As for running at 60 Gay . . . had anybody ever run at 60 Gay? Jane felt as if mother must have . . . mother stepped so lightly and gaily yet that you thought her feet had wings. But once, when Jane had dared to run from the front door to the back door, straight through the long house that was almost half the length of the city block, singing at the top of her voice, grandmother, who she had thought was out, had emerged from the breakfast-room and looked at her with the smile on her dead-white face that Jane hated.
"What," she said in the silky voice that Jane hated still more, "is responsible for this outburst, Victoria?"
"I was running just for the fun of it," explained Jane. It seemed so very simple. But grandmother had just smiled and said, as only grandmother could say things:
"I wouldn't do it again if I were you, Victoria."
Jane never did it again. That was the effect grandmother had on you, though she was so tiny and wrinkled . . . so tiny that lanky, long-legged Jane was almost as tall as she was.

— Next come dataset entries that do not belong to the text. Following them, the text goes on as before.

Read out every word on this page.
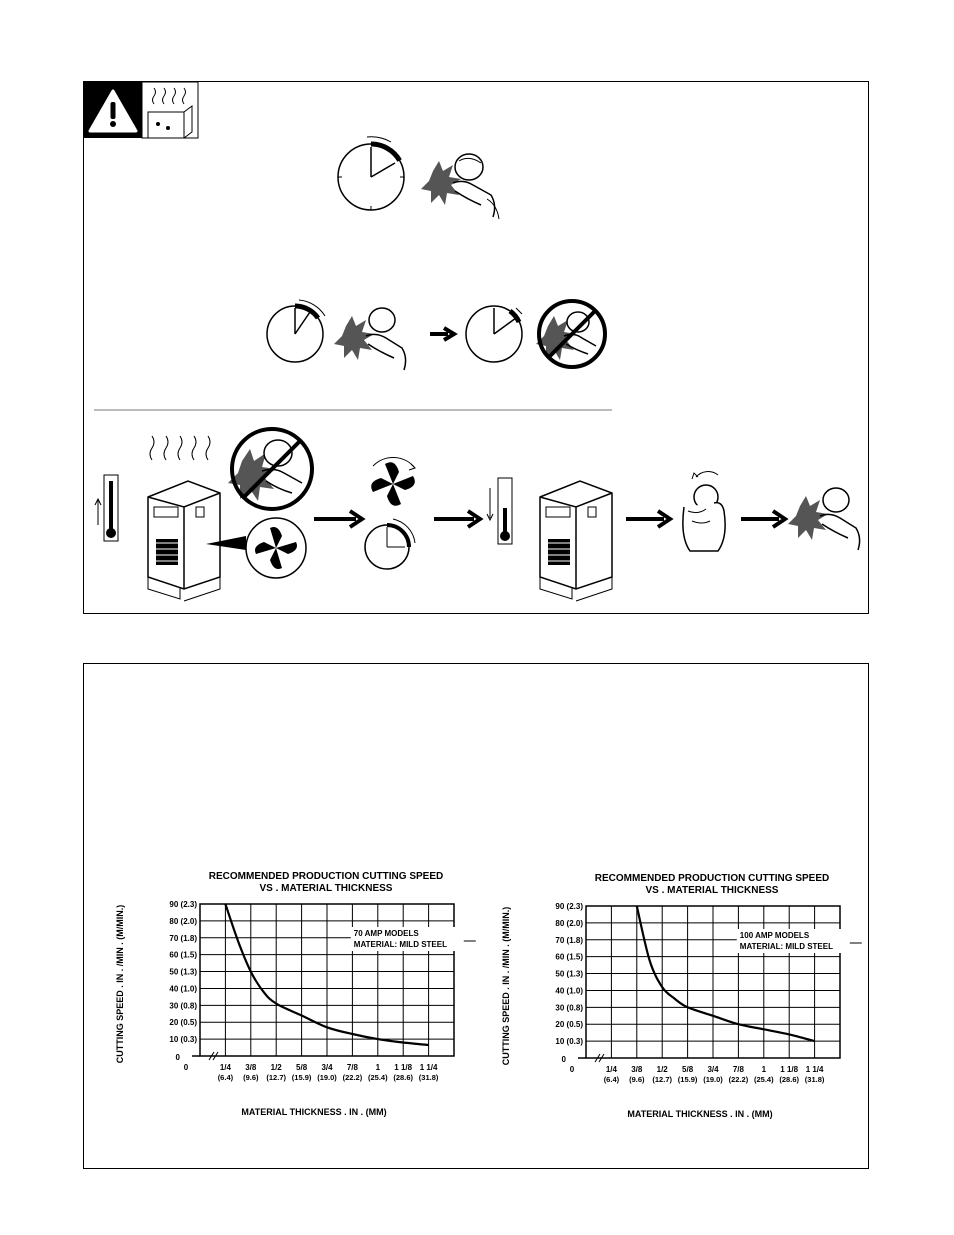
RECOMMENDED PRODUCTION CUTTING SPEED
VS . MATERIAL THICKNESS
CUTTING SPEED . IN . /MIN . (M/MIN.)
MATERIAL THICKNESS . IN . (MM)
10 (0.3)
20 (0.5)
30 (0.8)
40 (1.0)
50 (1.3)
60 (1.5)
70 (1.8)
80 (2.0)
90 (2.3)
1/4
(6.4)
3/8
(9.6)
1/2
(12.7)
5/8
(15.9)
3/4
(19.0)
7/8
(22.2)
1
(25.4)
1 1/8
(28.6)
1 1/4
(31.8)
0
0
70 AMP MODELS
MATERIAL: MILD STEEL
RECOMMENDED PRODUCTION CUTTING SPEED
VS . MATERIAL THICKNESS
CUTTING SPEED . IN . /MIN . (M/MIN.)
MATERIAL THICKNESS . IN . (MM)
10 (0.3)
20 (0.5)
30 (0.8)
40 (1.0)
50 (1.3)
60 (1.5)
70 (1.8)
80 (2.0)
90 (2.3)
1/4
(6.4)
3/8
(9.6)
1/2
(12.7)
5/8
(15.9)
3/4
(19.0)
7/8
(22.2)
1
(25.4)
1 1/8
(28.6)
1 1/4
(31.8)
0
0
100 AMP MODELS
MATERIAL: MILD STEEL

Jane hated to be called Victoria. Yet everybody called her that, except mother, who called her Jane Victoria. Jane knew somehow that grandmother resented that . . . knew that for some reason unknown to her, grandmother hated the name of Jane. Jane liked it . . . always had liked it . . . always thought of herself as Jane. She understood that she had been named Victoria after grandmother, but she did not know where the Jane had come from. There were no Janes in the Kennedys or Andersons. In her eleventh year she had begun to suspect that it might have come from the Stuart side. And Jane was sorry for that, because she did not want to think she owed her favourite name to her father. Jane hated her father in so far as hatred could find place in a little heart that was not made for hating anybody, even grandmother. There were times Jane was afraid she did hate grandmother, which was dreadful, because grandmother was feeding and clothing and educating her. Jane knew she ought to love grandmother, but it seemed a very hard thing to do. Apparently mother found it easy; but, then, grandmother loved mother, which made a difference. Loved her as she loved nobody else in the world. And grandmother did not love Jane. Jane had always known that. And Jane felt, if she did not yet know, that grandmother did not like mother loving her so much.
"You fuss entirely too much about her," grandmother had once said contemptuously, when mother was worried about Jane's sore throat.
"She's all I have," said mother.
And then grandmother's old white face had flushed.
"I am nothing, I suppose," she said.
"Oh, mother, you know I didn't mean that," mother had said piteously, fluttering her hands in a way she had which always made Jane think of two little white butterflies. "I meant . . . I meant . . . she's my only child. . . ."
"And you love that child . . . his child . . . better than you love me!"
"Not better . . . only differently," said mother pleadingly.
"Ingrate!" said grandmother. It was only one word, but what venom she could put into a word. Then she had gone out of the room, still with that flush on her face and her pale blue eyes smouldering under her frosty hair.